Performance evaluation for K-EXAONE focuses on how effectively it can be applied in real-world scenarios, not just whether it gets answers right on a single test. Since each benchmark tends to target specific capabilities, a broad set of tests across domains is used to build a comprehensive performance profile.
K-EXAONE has been evaluated on benchmarks covering knowledge (MMLU-Pro), mathematics (AIME 2025), coding (LiveCodeBench v6), agent tool usage (τ²-Bench), instruction following (IFBench), Korean language (KoBALT), multilingual capabilities (MMMLU), and safety (KGC-Safety). In these comparisons, K-EXAONE is tested against the EXAONE 4.0 32B model as well as top open-weight peers like gpt-oss-120b (GPT), Qwen3-235B-A22B-Thinking-2507 (Qwen3), and DeepSeek-V3.2.
The model demonstrates strong competitiveness in knowledge, math, and coding, achieving excellent results on MMLU-Pro for academic knowledge and reasoning and surpassing GPT and Qwen3 on the AIME 2025 math benchmark. On LiveCodeBench v6, K-EXAONE shows improved coding performance over Qwen3 and DeepSeek, highlighting its suitability for real-world programming tasks. It also performs well on τ²-Bench for tool-usage scenarios that require multi-step decision-making, and it maintains solid scores on IFBench, KoBALT, and MMMLU, indicating stable instruction following, Korean fluency, and multilingual capability.
In the domain of safety, K-EXAONE achieves top results on the KGC-Safety benchmark, demonstrating robust defenses against harmful prompts while aligning with Korean sociocultural norms and broader global ethical standards. This balance shows that the model can manage sensitive topics responsibly without sacrificing general-task performance, which is critical for deployment in public and enterprise settings.
K-EXAONE’s achievements are reflected in its ranking on the Artificial Analysis Intelligence Index, where it places 7th globally and 1st among Korean open-weight models, representing Korea’s sole entry in a ranking otherwise dominated by US and Chinese models. This high placement signals not just strong numerical scores but also Korea’s emergence as a serious player in the global foundation model landscape. It underscores the notion of “AI sovereignty,” where Korea can field a homegrown model that competes at the frontier level while reflecting local priorities.

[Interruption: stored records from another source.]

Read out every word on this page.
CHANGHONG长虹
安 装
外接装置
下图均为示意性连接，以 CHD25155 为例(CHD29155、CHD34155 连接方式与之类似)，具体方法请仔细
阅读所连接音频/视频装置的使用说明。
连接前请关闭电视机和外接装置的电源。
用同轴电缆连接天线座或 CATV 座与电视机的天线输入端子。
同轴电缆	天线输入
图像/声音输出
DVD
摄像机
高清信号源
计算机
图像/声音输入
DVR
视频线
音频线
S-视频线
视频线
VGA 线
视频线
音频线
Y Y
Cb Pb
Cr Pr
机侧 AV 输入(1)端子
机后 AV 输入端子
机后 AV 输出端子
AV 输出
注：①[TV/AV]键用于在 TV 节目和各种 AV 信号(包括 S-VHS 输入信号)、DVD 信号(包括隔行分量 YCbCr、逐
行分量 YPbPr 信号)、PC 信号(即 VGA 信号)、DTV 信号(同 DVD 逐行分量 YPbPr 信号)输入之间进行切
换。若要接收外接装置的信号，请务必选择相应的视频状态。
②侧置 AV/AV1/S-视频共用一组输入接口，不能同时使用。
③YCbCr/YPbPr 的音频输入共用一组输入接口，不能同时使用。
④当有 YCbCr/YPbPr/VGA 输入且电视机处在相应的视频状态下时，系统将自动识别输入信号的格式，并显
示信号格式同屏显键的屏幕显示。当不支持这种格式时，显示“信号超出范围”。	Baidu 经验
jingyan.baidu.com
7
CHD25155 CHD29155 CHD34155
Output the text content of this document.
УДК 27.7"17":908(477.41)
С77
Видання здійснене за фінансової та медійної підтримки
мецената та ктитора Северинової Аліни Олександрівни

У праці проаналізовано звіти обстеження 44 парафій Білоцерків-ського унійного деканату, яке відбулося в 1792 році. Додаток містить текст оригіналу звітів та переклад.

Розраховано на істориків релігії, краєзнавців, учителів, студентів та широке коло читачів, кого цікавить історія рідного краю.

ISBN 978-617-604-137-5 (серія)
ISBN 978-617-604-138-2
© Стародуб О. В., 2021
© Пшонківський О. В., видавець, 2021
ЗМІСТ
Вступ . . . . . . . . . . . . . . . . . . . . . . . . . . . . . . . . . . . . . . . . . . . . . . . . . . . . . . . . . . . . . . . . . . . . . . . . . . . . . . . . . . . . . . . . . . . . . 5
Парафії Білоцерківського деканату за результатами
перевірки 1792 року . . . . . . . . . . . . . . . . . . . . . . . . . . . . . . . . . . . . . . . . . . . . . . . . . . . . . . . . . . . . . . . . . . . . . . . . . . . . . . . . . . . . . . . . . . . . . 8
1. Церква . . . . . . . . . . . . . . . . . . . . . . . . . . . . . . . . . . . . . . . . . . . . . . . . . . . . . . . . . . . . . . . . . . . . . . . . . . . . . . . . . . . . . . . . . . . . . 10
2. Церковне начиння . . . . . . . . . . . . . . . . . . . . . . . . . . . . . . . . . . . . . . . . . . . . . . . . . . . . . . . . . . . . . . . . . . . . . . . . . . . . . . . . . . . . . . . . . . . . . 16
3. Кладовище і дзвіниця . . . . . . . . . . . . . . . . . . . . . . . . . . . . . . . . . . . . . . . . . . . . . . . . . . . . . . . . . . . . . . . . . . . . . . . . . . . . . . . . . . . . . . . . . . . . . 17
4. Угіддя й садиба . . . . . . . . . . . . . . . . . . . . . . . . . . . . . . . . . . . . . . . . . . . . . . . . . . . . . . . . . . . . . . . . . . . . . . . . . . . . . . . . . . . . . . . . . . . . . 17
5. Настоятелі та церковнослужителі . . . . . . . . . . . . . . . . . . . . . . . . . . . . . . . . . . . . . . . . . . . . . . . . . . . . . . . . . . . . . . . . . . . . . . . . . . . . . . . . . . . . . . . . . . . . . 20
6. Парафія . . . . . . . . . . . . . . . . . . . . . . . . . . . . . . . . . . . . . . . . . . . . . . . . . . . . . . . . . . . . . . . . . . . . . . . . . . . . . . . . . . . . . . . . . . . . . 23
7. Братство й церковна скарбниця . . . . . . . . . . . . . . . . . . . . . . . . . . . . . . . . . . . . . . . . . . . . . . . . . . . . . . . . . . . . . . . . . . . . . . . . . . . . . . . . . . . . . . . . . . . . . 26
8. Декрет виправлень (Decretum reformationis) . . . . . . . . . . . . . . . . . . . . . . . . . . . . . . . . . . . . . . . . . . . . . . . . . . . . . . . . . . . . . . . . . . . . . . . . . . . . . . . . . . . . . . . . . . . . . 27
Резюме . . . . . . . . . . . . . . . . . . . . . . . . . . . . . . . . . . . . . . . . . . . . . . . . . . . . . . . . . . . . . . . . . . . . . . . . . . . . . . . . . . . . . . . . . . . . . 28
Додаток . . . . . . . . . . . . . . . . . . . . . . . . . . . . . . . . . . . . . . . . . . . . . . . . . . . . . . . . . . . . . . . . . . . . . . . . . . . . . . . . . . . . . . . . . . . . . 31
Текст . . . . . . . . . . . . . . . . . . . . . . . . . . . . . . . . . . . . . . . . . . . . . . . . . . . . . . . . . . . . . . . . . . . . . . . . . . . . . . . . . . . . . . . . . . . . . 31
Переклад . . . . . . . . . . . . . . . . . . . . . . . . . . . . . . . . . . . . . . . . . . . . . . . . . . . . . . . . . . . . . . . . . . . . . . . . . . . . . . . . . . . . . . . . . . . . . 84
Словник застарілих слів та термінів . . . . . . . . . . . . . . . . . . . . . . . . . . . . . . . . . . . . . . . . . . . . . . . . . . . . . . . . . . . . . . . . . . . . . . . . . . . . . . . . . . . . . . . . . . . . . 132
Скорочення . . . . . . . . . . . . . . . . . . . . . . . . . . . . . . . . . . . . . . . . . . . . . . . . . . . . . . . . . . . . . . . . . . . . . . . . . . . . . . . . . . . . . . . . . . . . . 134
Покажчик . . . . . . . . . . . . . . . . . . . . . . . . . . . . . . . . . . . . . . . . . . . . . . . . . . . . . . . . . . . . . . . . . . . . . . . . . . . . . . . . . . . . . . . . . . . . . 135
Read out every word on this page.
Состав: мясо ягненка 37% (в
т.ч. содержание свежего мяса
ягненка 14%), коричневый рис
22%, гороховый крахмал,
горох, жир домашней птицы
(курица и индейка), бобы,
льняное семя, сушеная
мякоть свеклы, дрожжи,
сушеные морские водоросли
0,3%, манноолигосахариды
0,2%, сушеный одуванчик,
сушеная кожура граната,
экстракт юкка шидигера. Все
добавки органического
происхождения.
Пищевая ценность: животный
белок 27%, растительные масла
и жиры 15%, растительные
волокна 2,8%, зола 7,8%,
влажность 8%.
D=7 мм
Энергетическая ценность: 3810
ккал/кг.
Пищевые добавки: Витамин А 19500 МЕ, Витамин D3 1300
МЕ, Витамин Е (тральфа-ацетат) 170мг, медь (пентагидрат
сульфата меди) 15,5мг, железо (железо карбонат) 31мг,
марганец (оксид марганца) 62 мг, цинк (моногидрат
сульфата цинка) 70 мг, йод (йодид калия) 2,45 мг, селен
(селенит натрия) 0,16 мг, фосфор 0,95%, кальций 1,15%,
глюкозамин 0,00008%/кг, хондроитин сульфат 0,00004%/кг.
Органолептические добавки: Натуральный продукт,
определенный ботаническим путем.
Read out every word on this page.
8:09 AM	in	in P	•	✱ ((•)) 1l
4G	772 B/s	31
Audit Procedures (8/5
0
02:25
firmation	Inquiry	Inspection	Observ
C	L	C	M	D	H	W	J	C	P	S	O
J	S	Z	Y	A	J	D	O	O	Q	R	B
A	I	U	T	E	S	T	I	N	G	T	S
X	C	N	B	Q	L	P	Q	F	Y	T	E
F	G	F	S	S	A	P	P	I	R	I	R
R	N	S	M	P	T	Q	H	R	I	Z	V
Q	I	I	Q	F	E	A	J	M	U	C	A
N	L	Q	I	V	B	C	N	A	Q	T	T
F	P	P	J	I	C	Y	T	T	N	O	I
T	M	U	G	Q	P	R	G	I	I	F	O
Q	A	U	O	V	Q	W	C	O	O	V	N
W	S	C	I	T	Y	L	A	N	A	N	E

Technically, K-EXAONE has raised the bar for Korean AI by combining an MoE structure, multi-token prediction, and a highly efficient tokenizer with long-context support up to around 260,000 tokens. Through its multi-stage pre-learning and post-learning pipeline—covering supervised fine-tuning, reinforcement learning with AGAPO, and preference alignment with GrouPER—the model attains high accuracy and strong safety across a wide variety of tasks. Beyond benchmarks, K-EXAONE is positioned as a practical system for industry and research, aiming to solve real problems, support more informed decision-making, and drive innovation as Korea’s leading national AI representative in the global market.